Tips on what to order
Fast food has branched out considerably from some of the original burger, fries, and milkshake options of years ago. Now, it is possible to find fast food from many different cultural backgrounds. This can make it harder for people with diabetes to know what is and is not a good choice for them.
The following are some popular fast food types and some general suggestions of what to look for in each.
Fast food pizza places often offer a small variety of Italian dishes.
When Italian is the option available, people with diabetes should steer clear of deep-dish pizza and pasta, with its high carbohydrate count.
Instead, choices such as meatballs, salads, and grilled chicken offer better options for people with diabetes to choose from.
When ordering Chinese, the healthiest choices are often the steamed ones.
People should choose steamed broccoli and chicken with sauce on the side over brown rice, instead of chicken over white rice.
Most Chinese noodle dishes, such as lo mein, should also be avoided due to their high carb count.
Brothy vegetable or bean soups, salads with grilled fish, tofu or chicken, lettuce wrapped burgers, and sides of steamed or roasted vegetables will beat a typical fast food cheeseburger, fries, and soda meal any day.
Salad with grilled chicken and healthful fats such as avocado is a good replacement for Mexican dishes high in carbohydrates.
Mexican fast food venues typically offer tacos, burritos, and tortilla chips.
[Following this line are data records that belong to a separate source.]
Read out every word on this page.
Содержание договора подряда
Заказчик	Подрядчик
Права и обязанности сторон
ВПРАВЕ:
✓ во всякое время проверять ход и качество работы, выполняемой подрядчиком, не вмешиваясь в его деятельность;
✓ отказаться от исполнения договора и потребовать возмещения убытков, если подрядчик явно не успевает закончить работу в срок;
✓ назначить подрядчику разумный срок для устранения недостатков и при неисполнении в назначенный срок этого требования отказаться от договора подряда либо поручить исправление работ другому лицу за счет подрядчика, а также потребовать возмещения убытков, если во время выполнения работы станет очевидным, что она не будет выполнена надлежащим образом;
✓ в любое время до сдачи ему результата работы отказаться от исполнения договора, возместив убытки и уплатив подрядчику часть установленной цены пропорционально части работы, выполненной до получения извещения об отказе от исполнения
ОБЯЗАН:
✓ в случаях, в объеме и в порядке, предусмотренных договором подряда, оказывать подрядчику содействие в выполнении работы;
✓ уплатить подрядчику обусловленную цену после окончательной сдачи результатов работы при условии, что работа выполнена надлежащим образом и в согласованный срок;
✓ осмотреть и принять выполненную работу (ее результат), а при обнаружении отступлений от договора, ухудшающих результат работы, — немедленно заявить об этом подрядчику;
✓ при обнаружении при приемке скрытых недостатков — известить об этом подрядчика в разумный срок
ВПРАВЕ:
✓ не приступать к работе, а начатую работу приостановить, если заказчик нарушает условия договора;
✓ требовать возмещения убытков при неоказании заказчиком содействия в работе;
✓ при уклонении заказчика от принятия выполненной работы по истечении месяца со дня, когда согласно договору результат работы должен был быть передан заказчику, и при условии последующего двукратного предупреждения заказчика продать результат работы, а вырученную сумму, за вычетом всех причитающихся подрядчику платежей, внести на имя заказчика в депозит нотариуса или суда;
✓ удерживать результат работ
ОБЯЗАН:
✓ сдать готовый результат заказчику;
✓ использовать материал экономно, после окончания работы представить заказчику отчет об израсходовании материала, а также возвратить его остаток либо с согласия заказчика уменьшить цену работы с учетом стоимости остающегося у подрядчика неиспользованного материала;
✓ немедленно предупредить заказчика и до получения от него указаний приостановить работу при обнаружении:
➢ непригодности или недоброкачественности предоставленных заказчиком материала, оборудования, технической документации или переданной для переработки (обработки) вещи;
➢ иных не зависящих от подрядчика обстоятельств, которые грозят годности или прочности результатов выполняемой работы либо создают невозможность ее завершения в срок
Similar to many of the burger fast food spots, they have started to offer salads and other seemingly healthful options.
A grilled chicken salad with beans, avocado and salsa as dressing and served without a deep-fried shell is a good option.
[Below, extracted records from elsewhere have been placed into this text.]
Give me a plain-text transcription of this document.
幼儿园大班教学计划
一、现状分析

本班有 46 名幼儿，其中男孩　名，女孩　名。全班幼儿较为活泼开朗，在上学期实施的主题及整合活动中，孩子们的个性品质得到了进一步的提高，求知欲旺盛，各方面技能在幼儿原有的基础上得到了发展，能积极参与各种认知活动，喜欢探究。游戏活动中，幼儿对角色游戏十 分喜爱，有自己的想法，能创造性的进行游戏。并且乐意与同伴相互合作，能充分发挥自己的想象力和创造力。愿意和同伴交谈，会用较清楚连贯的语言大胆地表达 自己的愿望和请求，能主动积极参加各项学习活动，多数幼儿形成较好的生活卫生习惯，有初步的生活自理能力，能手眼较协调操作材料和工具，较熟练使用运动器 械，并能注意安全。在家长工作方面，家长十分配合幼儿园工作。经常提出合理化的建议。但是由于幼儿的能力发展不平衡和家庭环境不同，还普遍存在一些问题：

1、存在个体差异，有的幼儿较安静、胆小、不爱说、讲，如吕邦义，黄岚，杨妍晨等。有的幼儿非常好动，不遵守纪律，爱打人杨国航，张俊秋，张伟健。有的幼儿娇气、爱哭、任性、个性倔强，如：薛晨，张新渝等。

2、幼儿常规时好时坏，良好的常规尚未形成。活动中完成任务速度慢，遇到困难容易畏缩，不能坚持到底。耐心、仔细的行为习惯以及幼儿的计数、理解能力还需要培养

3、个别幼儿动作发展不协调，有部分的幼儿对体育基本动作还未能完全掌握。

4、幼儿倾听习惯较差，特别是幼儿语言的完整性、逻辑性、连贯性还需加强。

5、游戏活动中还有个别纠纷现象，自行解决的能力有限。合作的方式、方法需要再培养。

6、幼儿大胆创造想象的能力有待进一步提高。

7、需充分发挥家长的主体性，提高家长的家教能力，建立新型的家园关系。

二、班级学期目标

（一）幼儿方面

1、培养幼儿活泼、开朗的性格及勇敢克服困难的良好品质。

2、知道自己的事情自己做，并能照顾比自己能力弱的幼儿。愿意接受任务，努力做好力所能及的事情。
Grilled chicken tacos on soft corn tortillas with limited or no cheese, avocado and grilled vegetables can typically still be ordered while staying within carbohydrate meal goals.
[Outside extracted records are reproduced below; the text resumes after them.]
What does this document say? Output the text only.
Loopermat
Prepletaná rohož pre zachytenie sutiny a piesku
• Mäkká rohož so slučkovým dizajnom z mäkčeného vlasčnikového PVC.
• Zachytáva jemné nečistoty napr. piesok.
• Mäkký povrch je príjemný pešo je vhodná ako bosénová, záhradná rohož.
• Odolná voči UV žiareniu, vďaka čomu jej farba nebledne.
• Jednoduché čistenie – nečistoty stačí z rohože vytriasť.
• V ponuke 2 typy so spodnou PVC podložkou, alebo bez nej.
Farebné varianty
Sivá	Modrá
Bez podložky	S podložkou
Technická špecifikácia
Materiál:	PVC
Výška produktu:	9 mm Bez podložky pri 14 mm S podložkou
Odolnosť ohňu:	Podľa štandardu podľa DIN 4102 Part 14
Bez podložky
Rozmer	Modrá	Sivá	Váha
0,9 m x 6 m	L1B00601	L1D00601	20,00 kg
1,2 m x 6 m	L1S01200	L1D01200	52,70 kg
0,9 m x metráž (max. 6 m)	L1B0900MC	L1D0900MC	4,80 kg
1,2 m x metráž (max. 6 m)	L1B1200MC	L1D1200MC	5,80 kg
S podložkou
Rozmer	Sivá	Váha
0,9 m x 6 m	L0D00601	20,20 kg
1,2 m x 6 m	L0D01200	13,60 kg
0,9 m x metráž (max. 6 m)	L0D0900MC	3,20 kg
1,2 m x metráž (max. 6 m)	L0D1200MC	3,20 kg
Beware of fried taco shells that are low fiber, yet high fat and high calorie.
Questions to ask staff
When in doubt, people with diabetes should not be afraid to ask the staff questions about their dietary needs.
Here are some questions that may help people with diabetes to make healthful choices when eating out:
- Are there any lighter calorie options available?
- Are there special menu items for people on restricted diets?
- Can I see the nutritional information?
- Are there substitutions that are more healthful, such as veggie sticks over fries?
- Can I order a burger without a bun (as I want to avoid simple carbohydrates)?
Fast foods are not the best option for people with diabetes, as they offer a number of foods high in sugar, salt, and fat. Even healthier options are often still highly processed. People should check their blood sugar 2 hours after a fast food meal to see how it has affected them. This can help guide food choices in the future.
Although they should be avoided except on rare occasion, it is still possible to visit a fast food restaurant and order options that will have minimal impact on overall diet and health.
When eaten in moderation and with some planning, fast food can be a tasty treat or make do as a quick meal if needed.